Search code examples
pythondjangoelasticsearchdjango-haystack

Rebuild_index does not update new items Haystack Elasticsearch Django


Have been looking around for this solution but can't find anything. I have just started using Haystack == 2.6.1 and am using Elasticsearch==2.4.1 and Elasticsearch server 2.4.6. I was able to perform searches and get results after following haystack's getting started. After I run

python manage.py rebuild_index

It worked the first time because like I said I was able to perform searches. But then I added 3 entries to my db and tried to rebuild and/or update the index. But now I see this:

RuntimeWarning: DateTimeField Order.dateEntered received a naive datetime (2017-11-11 16:07:54.324473) while time zone support is active.
  RuntimeWarning)
Indexing 32 orders
GET /haystack/_mapping [status:404 request:0.004s]

And so when I search I still do not see my new entries. I now have 35 orders (it indexed only 32) and I'm seeing this 404 response for GET /haystack/_mapping. Sorry I am new so some of the questions may seem silly:

  1. What is haystack expecting to GET; I have a local server running for elasticsearch but is there supposed to be a haystack server as well?
  2. Would haystack fail to index new items due to the naive datetime WARNING?
  3. And do I have to restart the elasticsearch server each time I add new items to the database?

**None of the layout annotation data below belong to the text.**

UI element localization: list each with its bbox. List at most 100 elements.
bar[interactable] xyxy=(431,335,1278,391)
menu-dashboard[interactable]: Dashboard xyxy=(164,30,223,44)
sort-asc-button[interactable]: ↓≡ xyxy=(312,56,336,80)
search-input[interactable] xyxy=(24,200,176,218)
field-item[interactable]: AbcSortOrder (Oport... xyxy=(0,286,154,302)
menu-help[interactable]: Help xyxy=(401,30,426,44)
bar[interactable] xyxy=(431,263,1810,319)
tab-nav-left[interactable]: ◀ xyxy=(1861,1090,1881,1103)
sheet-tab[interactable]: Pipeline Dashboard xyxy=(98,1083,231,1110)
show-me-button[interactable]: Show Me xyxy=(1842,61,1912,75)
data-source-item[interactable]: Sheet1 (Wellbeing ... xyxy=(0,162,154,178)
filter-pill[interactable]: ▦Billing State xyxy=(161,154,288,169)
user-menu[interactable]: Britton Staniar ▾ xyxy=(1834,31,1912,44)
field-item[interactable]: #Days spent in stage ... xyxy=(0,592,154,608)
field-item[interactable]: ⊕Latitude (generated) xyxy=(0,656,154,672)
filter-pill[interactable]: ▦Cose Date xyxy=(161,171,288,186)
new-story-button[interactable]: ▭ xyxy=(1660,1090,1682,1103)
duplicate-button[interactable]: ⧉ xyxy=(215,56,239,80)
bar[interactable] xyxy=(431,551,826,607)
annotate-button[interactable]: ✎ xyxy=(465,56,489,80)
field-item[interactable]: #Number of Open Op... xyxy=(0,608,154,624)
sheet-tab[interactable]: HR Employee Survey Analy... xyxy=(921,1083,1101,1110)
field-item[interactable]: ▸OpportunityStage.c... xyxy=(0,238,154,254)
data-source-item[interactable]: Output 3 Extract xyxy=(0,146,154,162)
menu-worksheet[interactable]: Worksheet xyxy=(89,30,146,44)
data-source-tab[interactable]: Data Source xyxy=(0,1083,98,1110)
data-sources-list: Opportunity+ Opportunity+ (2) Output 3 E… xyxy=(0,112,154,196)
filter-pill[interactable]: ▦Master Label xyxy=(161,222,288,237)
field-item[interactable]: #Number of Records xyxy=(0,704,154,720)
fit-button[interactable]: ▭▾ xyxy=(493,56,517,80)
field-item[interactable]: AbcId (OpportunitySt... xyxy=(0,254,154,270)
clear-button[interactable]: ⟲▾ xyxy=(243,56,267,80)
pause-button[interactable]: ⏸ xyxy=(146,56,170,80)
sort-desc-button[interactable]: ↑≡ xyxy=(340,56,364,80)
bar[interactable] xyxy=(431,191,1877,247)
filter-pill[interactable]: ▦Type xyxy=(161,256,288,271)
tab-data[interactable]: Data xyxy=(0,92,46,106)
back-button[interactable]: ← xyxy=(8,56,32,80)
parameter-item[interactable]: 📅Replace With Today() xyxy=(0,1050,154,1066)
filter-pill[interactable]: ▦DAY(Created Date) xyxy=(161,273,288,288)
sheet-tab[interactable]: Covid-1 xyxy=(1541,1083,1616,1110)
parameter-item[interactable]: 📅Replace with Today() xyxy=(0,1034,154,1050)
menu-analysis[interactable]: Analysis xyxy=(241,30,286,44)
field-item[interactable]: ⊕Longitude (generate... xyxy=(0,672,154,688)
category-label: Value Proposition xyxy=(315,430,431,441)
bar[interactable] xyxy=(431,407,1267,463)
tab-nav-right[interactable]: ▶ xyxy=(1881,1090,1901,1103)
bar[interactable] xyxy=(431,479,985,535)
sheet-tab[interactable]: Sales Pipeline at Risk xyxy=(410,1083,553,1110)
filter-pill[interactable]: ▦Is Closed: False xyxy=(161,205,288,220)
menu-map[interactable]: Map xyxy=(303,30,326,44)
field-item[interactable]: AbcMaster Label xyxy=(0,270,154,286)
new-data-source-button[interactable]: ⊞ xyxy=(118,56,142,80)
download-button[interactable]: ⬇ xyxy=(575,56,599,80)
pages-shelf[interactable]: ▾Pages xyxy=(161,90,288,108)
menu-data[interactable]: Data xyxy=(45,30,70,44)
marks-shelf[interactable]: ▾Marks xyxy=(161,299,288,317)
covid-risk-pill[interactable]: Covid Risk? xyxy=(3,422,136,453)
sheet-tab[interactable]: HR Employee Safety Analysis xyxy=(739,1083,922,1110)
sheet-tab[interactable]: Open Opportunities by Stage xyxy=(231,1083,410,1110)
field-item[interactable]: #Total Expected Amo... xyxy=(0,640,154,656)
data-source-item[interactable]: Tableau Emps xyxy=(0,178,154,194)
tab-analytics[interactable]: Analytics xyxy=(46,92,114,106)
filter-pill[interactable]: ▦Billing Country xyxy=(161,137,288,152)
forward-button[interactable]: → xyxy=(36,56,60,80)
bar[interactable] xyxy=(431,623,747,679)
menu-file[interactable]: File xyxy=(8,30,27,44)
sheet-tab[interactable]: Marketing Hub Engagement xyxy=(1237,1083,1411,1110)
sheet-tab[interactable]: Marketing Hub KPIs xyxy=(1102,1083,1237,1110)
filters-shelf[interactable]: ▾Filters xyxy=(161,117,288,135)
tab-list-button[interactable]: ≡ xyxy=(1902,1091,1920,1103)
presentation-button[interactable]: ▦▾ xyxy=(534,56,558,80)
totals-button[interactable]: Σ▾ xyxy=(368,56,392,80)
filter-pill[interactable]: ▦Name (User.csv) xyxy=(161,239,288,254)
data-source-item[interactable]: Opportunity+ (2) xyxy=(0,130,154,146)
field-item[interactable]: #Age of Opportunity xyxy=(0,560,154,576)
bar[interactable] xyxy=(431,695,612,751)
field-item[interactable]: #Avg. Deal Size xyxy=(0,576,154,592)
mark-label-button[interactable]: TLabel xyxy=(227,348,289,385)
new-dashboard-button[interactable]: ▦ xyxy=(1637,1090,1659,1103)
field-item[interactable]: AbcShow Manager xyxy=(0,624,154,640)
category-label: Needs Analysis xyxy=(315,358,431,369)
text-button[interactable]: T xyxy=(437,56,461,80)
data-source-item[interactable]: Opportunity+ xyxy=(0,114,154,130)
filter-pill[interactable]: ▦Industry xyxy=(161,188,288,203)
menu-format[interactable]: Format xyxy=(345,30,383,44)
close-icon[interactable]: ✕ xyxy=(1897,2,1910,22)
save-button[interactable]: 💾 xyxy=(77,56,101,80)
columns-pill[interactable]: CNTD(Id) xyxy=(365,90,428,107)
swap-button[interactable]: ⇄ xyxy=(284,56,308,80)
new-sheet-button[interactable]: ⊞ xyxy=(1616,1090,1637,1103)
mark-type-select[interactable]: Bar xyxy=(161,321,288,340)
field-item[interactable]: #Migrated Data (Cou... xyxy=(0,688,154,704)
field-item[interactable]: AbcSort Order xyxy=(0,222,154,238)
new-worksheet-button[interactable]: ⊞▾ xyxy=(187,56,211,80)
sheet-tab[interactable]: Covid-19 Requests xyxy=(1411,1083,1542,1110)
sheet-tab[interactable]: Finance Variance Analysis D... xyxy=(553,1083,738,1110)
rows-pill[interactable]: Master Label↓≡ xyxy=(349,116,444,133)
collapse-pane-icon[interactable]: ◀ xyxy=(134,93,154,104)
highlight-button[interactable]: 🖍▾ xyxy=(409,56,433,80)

UPDATE: In the morning I restarted the elasticsearch server and reran python manage.py rebuild_index and then it captured all 35 in the indexing process! BUT I tried adding an entry again and rerunning it and it still only indexes the 35 items - now I have 36 so it should be indexing 36 items.


Solution

  • It turns out that :

    RuntimeWarning: DateTimeField Order.dateEntered received a naive datetime (2017-11-11 16:07:54.324473) while time zone support is active.
      RuntimeWarning)
    

    was the issue. In search_index.py it updates based on the index_queryset function. From the 'Getting Started' documentation index_queryset should look like this:

    def index_queryset(self, using=None):
        """Used when the entire index for model is updated."""
        return self.get_model().objects.filter(pub_date__lte=datetime.datetime.now())
    

    But since pub_date was either not the right timezone or because it was a naive format rebuild_index was not pulling the most up-to-date items. So I used the django.utils timezone date:

    from django.utils import timezone
    
    def index_queryset(self, using=None):
        """Used when the entire index for model is updated."""
        return self.get_model().objects.filter(pub_date__lte=timezone.now())